We want to find a larger $n$ to reduce the above probability, since it is correlated to the number of unwanted candidates for ${\mathcal{C}_\text{IV}}$. However $n$ should not be too large because this is the number of plaintext blocks we are sending to the server. For the first condition, it suffices to find $n$ such that $n \choose r$ are all odd for $r = 0, 1, ..., n$. This happens if and only if $n = 2^k - 1$ for some $k \in \mathbb{Z}_{\geq 0}$. In particular, $n = 255$ sounds a good pick - the probability is small enough, yet it is still reasonable to send 255 plaintext blocks for interaction. On the other hand, instead of finding the roots for $(x + 1)^{255} = K$, we can simply check if $K^{(2^{128}-1)/255}$ equals one. To summarize, this is how we solve one round of the challenge:

Send $m_1, m_2, ..., m_{255}$ to the server, where $m_1 = m_2 = ... = m_{255} = (\text{IV}+k) \oplus \text{IV}$. We then have $c_1 = c_2 = ... = c_k = \mathcal{C}_\text{IV}$.
Receive $T$ and 15.5 bytes of $\mathcal{C}_\text{IV}$.

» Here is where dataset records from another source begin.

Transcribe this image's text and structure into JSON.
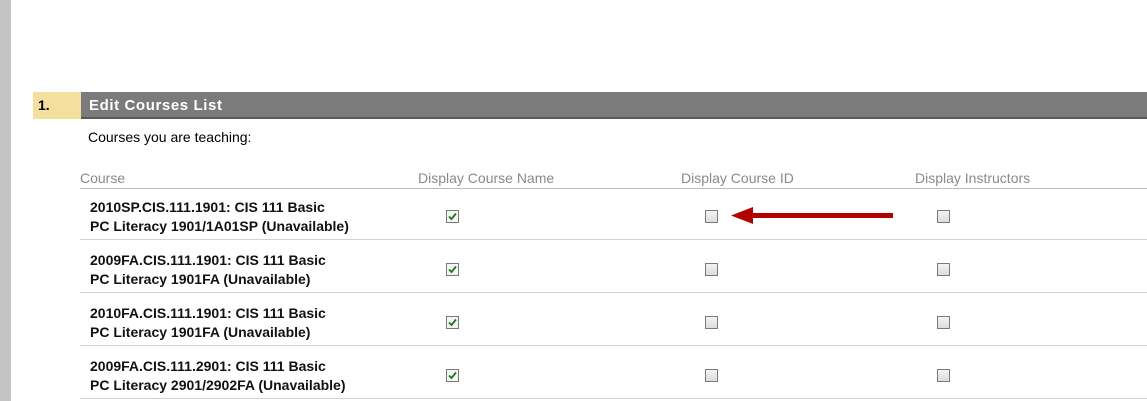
{
  "step": {
    "number": "1.",
    "title": "Edit Courses List"
  },
  "caption": "Courses you are teaching:",
  "columns": {
    "course": "Course",
    "display_course_name": "Display Course Name",
    "display_course_id": "Display Course ID",
    "display_instructors": "Display Instructors"
  },
  "rows": [
    {
      "line1": "2010SP.CIS.111.1901: CIS 111 Basic",
      "line2": "PC Literacy 1901/1A01SP (Unavailable)",
      "display_course_name": true,
      "display_course_id": false,
      "display_instructors": false
    },
    {
      "line1": "2009FA.CIS.111.1901: CIS 111 Basic",
      "line2": "PC Literacy 1901FA (Unavailable)",
      "display_course_name": true,
      "display_course_id": false,
      "display_instructors": false
    },
    {
      "line1": "2010FA.CIS.111.1901: CIS 111 Basic",
      "line2": "PC Literacy 1901FA (Unavailable)",
      "display_course_name": true,
      "display_course_id": false,
      "display_instructors": false
    },
    {
      "line1": "2009FA.CIS.111.2901: CIS 111 Basic",
      "line2": "PC Literacy 2901/2902FA (Unavailable)",
      "display_course_name": true,
      "display_course_id": false,
      "display_instructors": false
    }
  ],
  "colors": {
    "header_bar": "#7b7b7b",
    "step_badge": "#f5df9e",
    "arrow": "#b30000",
    "check": "#1a7a1a"
  },
  "annotation_icon": "red-arrow-icon"
}
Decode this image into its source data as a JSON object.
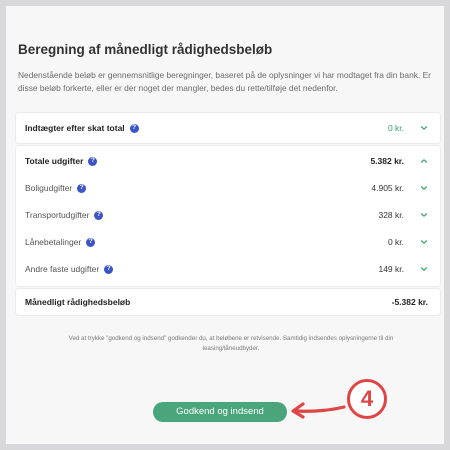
{
  "title": "Beregning af månedligt rådighedsbeløb",
  "description": "Nedenstående beløb er gennemsnitlige beregninger, baseret på de oplysninger vi har modtaget fra din bank. Er disse beløb forkerte, eller er der noget der mangler, bedes du rette/tilføje det nedenfor.",
  "income": {
    "label": "Indtægter efter skat total",
    "value": "0 kr."
  },
  "expenses": {
    "total": {
      "label": "Totale udgifter",
      "value": "5.382 kr."
    },
    "items": [
      {
        "label": "Boligudgifter",
        "value": "4.905 kr."
      },
      {
        "label": "Transportudgifter",
        "value": "328 kr."
      },
      {
        "label": "Lånebetalinger",
        "value": "0 kr."
      },
      {
        "label": "Andre faste udgifter",
        "value": "149 kr."
      }
    ]
  },
  "result": {
    "label": "Månedligt rådighedsbeløb",
    "value": "-5.382 kr."
  },
  "footnote": "Ved at trykke \"godkend og indsend\" godkender du, at beløbene er retvisende. Samtidig indsendes oplysningerne til din leasing/låneudbyder.",
  "submit_label": "Godkend og indsend",
  "step_badge": "4",
  "colors": {
    "accent_green": "#4aa57a",
    "info_blue": "#3b55c7",
    "annotation_red": "#e04545"
  }
}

For each candidate $C'$ of $\mathcal{C}_\text{IV}$ (there are only sixteen),
- Compute $A := T/C'$.
- Compute $B := A^{(2^{128}-1)/255}$.
- If $B = 1$, assume that $\mathcal{C}_\text{IV} = C'$.

After solving 20 rounds of challenge from the server, we have the flag: PCTF{you_found_the_residues!_db2f6ade22d73a90b15e8d1b06167393}.